Tsahal repense son modèle : vers une refonte du service de réserve et du recrutement des ultra-orthodoxes
Une pression insoutenable : le service de réserve à bout de souffle
Depuis l’attaque du 7 octobre, l’armée israélienne est engagée dans une guerre de longue haleine sur plusieurs fronts. Dans ce contexte, le modèle de service de réserve de Tsahal, autrefois conçu comme un effort ponctuel, s’est transformé en engagement à durée indéterminée pour des dizaines de milliers de soldats citoyens.
« Le fardeau reste inchangé, mais la répartition doit changer », confie un haut responsable de la division des ressources humaines.

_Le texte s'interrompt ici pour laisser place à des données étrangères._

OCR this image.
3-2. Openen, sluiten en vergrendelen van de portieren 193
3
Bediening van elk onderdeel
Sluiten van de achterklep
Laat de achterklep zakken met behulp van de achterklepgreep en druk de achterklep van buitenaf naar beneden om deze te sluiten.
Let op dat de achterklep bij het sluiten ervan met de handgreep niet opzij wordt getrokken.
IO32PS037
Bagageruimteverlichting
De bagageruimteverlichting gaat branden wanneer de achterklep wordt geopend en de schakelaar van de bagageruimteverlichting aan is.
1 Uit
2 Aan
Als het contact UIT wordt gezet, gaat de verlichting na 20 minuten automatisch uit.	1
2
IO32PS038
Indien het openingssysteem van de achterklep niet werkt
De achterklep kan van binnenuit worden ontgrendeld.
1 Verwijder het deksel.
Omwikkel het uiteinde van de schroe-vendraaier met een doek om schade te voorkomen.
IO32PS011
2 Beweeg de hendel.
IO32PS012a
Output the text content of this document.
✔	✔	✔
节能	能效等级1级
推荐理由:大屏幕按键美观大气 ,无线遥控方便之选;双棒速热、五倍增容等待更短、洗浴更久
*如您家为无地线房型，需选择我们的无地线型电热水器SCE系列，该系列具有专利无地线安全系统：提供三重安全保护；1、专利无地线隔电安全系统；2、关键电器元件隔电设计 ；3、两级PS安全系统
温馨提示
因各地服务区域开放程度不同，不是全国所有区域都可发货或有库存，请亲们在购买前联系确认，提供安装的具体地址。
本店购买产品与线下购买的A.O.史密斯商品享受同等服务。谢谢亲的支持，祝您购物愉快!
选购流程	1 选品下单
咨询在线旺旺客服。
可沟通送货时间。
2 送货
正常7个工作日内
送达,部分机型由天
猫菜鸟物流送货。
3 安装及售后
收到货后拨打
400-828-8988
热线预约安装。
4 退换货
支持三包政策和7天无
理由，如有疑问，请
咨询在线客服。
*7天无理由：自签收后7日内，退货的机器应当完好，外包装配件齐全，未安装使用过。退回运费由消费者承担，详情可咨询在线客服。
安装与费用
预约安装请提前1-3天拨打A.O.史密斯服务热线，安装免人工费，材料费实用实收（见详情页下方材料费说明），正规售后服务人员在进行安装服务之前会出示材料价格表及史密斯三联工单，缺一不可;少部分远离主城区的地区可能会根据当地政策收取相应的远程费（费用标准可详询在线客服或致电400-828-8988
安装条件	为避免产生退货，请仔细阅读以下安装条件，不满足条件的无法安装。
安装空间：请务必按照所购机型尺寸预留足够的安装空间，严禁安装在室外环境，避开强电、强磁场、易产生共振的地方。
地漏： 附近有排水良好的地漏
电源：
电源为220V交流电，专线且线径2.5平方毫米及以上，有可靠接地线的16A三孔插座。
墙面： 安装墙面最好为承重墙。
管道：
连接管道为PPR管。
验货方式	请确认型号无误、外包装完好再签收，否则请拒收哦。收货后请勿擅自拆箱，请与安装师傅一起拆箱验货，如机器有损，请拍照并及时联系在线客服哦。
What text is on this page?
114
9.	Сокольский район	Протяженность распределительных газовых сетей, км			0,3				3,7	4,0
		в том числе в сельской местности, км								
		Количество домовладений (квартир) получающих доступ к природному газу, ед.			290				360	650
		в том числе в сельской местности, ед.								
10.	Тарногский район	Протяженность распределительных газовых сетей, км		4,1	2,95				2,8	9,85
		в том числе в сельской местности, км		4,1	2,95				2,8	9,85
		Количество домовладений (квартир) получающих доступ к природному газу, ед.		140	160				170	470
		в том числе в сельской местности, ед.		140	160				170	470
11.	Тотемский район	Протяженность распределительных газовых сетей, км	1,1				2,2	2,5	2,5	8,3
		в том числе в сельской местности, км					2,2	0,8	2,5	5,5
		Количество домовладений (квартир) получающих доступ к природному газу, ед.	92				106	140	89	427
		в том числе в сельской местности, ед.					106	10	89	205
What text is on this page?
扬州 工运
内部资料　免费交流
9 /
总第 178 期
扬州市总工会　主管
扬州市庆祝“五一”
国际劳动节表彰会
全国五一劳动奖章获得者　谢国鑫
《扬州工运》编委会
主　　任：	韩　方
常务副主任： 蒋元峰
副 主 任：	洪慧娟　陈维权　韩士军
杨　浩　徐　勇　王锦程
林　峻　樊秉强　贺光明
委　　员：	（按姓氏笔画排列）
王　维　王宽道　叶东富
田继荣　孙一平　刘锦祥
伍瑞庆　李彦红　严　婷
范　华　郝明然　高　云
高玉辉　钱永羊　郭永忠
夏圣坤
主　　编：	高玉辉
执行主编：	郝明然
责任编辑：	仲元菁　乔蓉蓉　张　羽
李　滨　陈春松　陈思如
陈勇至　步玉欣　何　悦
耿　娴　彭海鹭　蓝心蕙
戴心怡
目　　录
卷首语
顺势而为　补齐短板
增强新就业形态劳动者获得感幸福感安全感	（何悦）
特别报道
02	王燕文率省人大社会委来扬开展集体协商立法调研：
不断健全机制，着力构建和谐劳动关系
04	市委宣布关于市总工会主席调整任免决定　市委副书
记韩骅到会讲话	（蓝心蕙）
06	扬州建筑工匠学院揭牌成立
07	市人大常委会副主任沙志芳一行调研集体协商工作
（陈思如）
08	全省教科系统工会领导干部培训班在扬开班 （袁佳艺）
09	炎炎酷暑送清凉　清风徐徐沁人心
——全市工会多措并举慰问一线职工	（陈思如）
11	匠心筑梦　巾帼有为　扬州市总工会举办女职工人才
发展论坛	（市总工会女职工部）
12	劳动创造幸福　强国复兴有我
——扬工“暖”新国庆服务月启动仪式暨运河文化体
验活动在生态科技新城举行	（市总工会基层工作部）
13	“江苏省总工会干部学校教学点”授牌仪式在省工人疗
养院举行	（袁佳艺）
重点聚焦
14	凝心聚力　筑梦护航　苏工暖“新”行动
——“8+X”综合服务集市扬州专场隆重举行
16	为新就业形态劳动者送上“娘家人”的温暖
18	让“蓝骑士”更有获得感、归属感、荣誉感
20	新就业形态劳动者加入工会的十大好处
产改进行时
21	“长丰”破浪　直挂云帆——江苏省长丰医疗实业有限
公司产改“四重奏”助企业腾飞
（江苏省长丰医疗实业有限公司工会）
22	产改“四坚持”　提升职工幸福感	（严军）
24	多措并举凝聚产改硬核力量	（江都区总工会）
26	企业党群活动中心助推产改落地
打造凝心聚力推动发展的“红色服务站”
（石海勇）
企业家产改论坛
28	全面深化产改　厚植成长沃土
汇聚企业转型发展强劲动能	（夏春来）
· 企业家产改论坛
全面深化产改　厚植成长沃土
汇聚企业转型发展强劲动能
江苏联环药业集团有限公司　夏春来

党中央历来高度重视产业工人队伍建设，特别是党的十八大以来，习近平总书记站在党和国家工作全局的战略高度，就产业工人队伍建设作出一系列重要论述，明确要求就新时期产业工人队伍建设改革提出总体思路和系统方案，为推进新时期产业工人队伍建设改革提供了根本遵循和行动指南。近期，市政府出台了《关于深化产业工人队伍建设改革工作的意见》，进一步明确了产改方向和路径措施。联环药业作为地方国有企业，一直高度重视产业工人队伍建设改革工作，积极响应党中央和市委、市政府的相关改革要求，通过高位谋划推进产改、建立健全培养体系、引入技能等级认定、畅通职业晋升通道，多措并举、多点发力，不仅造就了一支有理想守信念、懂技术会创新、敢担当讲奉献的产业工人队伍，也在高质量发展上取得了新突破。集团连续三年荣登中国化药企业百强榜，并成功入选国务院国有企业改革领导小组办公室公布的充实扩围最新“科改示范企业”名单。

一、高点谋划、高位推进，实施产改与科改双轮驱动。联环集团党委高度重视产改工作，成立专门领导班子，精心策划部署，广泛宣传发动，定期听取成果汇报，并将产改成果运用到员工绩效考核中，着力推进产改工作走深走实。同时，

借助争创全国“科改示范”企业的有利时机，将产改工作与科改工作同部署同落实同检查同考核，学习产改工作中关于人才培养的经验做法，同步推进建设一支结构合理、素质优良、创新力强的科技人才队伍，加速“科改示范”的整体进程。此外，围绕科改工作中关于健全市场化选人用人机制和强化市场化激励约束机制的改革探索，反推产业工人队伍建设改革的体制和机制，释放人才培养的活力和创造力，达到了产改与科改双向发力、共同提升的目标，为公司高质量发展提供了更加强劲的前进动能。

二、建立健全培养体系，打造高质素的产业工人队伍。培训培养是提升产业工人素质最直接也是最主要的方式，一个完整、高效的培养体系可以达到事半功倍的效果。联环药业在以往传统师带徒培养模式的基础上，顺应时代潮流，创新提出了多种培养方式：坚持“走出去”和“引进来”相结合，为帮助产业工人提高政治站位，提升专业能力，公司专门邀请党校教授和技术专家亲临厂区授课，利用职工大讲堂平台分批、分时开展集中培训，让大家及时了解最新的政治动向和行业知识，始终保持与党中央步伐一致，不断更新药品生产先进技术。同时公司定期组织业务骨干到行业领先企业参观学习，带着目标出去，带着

L’objectif ? Maintenir la charge annuelle à environ deux mois et demi de service par an, mais repenser son organisation pour alléger la pression continue.
Ce modèle, adopté à la hâte après le déclenchement de la guerre, montre déjà ses limites. Des voix s’élèvent sur le terrain. Commandants, soldats, conjoints, employeurs : tous s’interrogent sur la soutenabilité d’un système qui pèse autant sur les familles que sur l’économie nationale. Dans les rangs, les tensions sont palpables : « Gérer l’usure de nos soldats et leurs difficultés occupe déjà un tiers du temps du commandant de compagnie », déplore un chef de bataillon du Commandement Nord.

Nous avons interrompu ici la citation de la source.